Perangkap kedua, harapan untuk memperoleh berbagai hal yang bersifat materi. Jika seseorang mendedikasikan kehidupannya untuk berbagai hal yang hanya memberikan kesenangan sementara seperti mobil mewah, keanggotaan klub, pakaian bermodel, dan lainnya, maka ia tidak akan merespon silent scream dengan baik sehingga ia tidak dapat meraih suatu keberhasilan yang kekal karena yang dikejar hanyalah hal yang bersifat materi, bukan suatu pengembangan dalam kehidupan.

Walaupun tidak ada yang salah dengan memiliki berbagai benda materi, banyak orang yang terserat dalam kebosanan, mengejar apa saja yang diyakini dapat membuat segala sesuatunya menjadi lebih baik. Seseorang yang menjadi lebih kaya, keinginannya untuk memiliki benda-benda materil akan meningkat. Masalahnya, tidak ada orang yang akan merasa cukup dengan apa yang tidak benar-benar mereka butuhkan untuk menjadi bahagia.

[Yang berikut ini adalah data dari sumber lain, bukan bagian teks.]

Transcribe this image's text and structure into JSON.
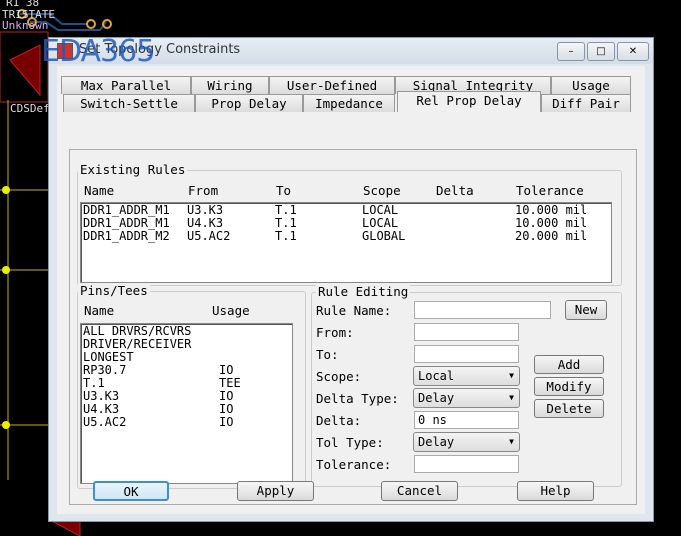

Untuk mendapatkan kepuasan hati, yang harus dilakukan seseorang adalah mendengarkan apa yang penting bagi dirinya, bukan perkataan yang berasal dari teman, musuh maupun keluarga.

Perangkap ketiga, godaan kompetensi. Banyak orang yang disarankan untuk melakukan sesuatu bagi dirinya sendiri, namun kebanyakan mereka tidak mengetahui bagaimana melakukannya. Dan merupakan suatu kesalahan jika membuat suatu keputusan mengenai karir dan kehidupan yang sepenuhnya berdasarkan pertimbangan orang lain. Orang yang telah meraih keberhasilan mengejar tujuan mereka karena tujuan tersebut berharga bagi mereka, bukan untuk suatu popularitas dan penghargaan. Namun banyak orang yang melakukannya dengan cara yang berlawanan. Mereka melakukan sesuatu karena mereka menginginkan popularitas dan penghargaan bukan untuk sesuatu yang berharga bagi mereka. Orang yang sukses mengakui keberhasilannya hanya pada dirinya sendiri, bukan kepada publik karena ia tahu bahwa silent scream tidak meminta suatu pengakuan dan penghargaan.

Perangkap keempat, penggunaan ‘atau’ sebagai pilihan. Salah satu sumber kesalahan dan membingungkan mengenai silent scream datang dari permainan kata-kata mengenai apakah menyenangkan diri sendiri ‘atau’ orang lain. Tetapi orang yang meraih keberhasilan berpikir berbeda yaitu, apakah menyenangkan diri ‘dan’ membantu orang lain pada saat yang sama? Apakah memuaskan diri sendiri dan orang lain? Bagi mereka, kehidupan jarang menggunakan kata ‘atau’.
.
2. Hasil Penelitian? Metodologi Yang Digunakan?
Buku ini merupakan laporan penelitian yang dilakukan sejak 1996 hingga 2006, dengan mewawancarai tidak kurang dari seribu orang yang berasal dari berbagai kalangan: manajer bisnis, wirausahawan, guru, atlit, CEO, pemenang hadiah Nobel (seperti Nelson Mandela, Mother Theresa), Pulitzer, Grammy, dan Academy Award, seniman, ilmuwan, presiden, aktivis NGO, dan lain sebagainya. Dengan menerapkan batasan-tertentu, akhirnya diperoleh sekitar 200 orang yang digolongkan oleh penulis sebagai Builder.
Dari mereka yang diinterview, ditemukan gambaran praktek kebijaksanaan dan berbagai kisah mengenai keberhasilan yang luar biasa, berkelanjutan dalam berbagai bidang, profesi dan komunitas. mereka, yang telah diwawancarai oleh para penulis.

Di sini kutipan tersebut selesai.